Martin Lab

During development, individual cell shape changes and movements collectively sculpt tissues into organs with precise forms and functions in a process called tissue morphogenesis. Tissue morphogenesis requires that forces are generated at the molecular, cellular, and tissue levels. However, the molecular mechanisms that generate forces are not known for many of the cell shape changes and movements that underlie morphogenesis. Furthermore, how cell shape changes and cellular forces are coordinated across a tissue to achieve morphogenesis is an important unanswered question in biology.
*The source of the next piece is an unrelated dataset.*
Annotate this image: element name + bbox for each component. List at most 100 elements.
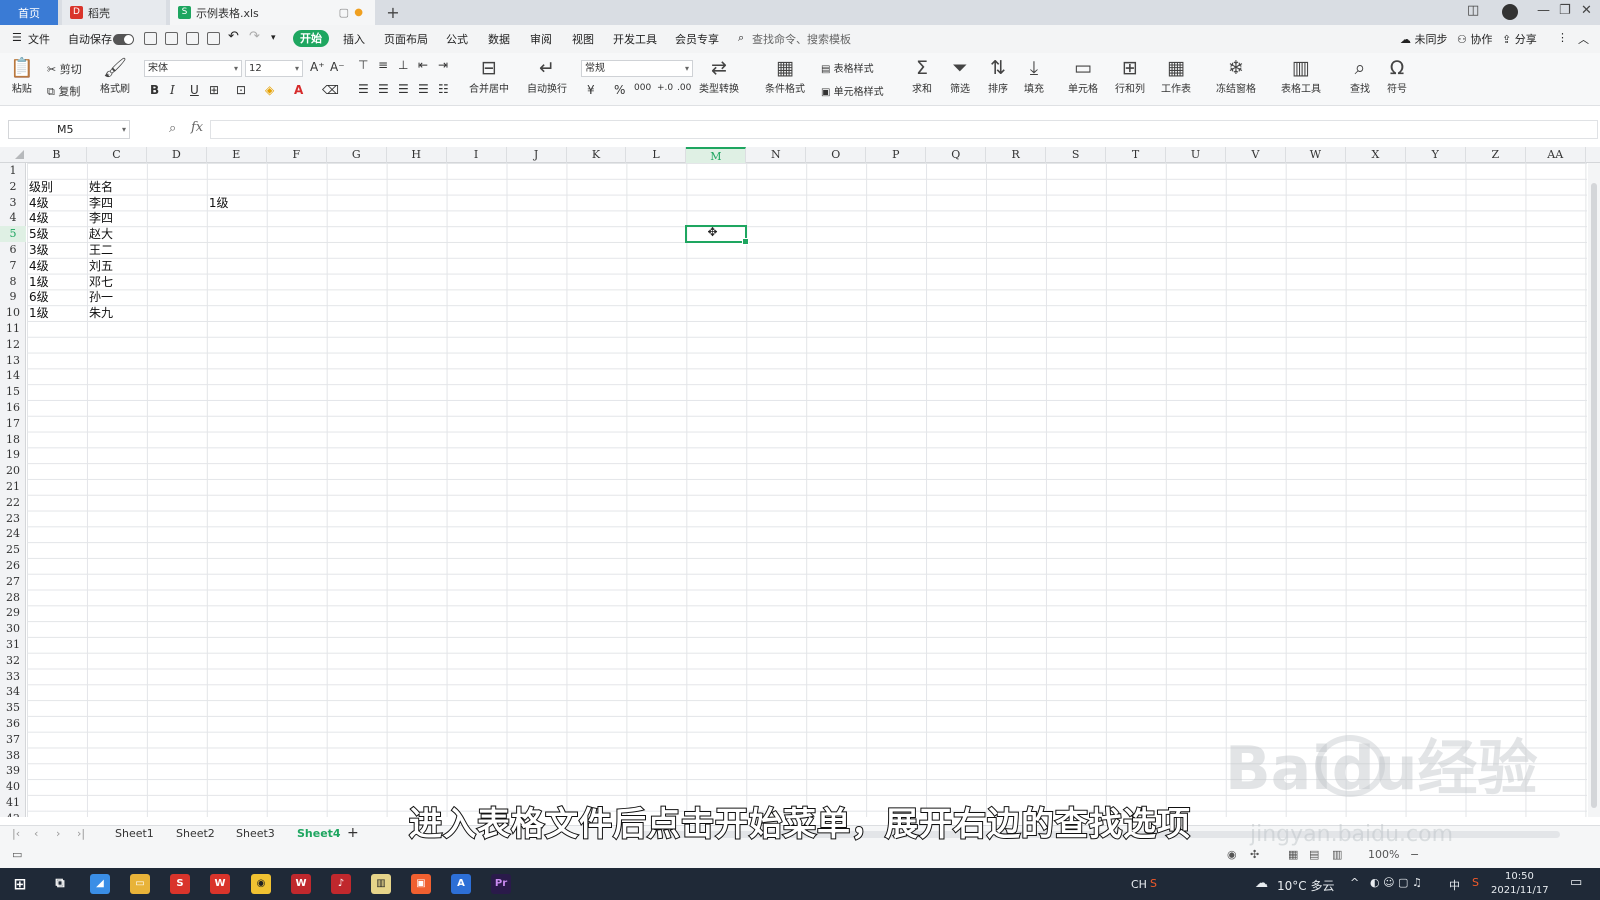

In the Martin lab, we are interested in how forces are generated and transmitted across multiple length scales during embryonic development. We study these questions using the fruit fly, Drosophila melanogaster, where cell shape changes and cytoskeletal dynamics can be readily imaged by confocal microscopy and quantified using computational approaches. This quantitative live imaging can be combined with genetic (mutants, RNAi), cell biological (drug injections), biophysical (laser cutting), and biochemical (complex purification, reconstitution) approaches to functionally dissect cell shape change in the embryo. We encourage students and postdocs with either experimental or computational backgrounds to inquire about our lab.

Professor Martin's lab uses Drosophila gastrulation as a model system to examine the forces that are generated during cell shape change and tissue morphogenesis. Gastrulation is a dramatic developmental event, with masses of cells undergoing collective movements in order to organize the embryo into the three separate germ layers that will give rise to different parts of the body. We focus on a cell shape change that accompanies gastrulation in many organisms, apical constriction. Apical constriction converts columnar shaped epithelial cells to wedge or cone shaped cells, which facilitates epithelial folding and tissue invagination. In Drosophila, apical constriction is required for the invagination of the prospective mesoderm, a strip of ~1200 cells along the ventral midline of the embryo. Apical constriction was widely believed to result from the purse-string-like contraction of a circumferential actin and myosin II (myosin) belt that directly underlies adherens junctions.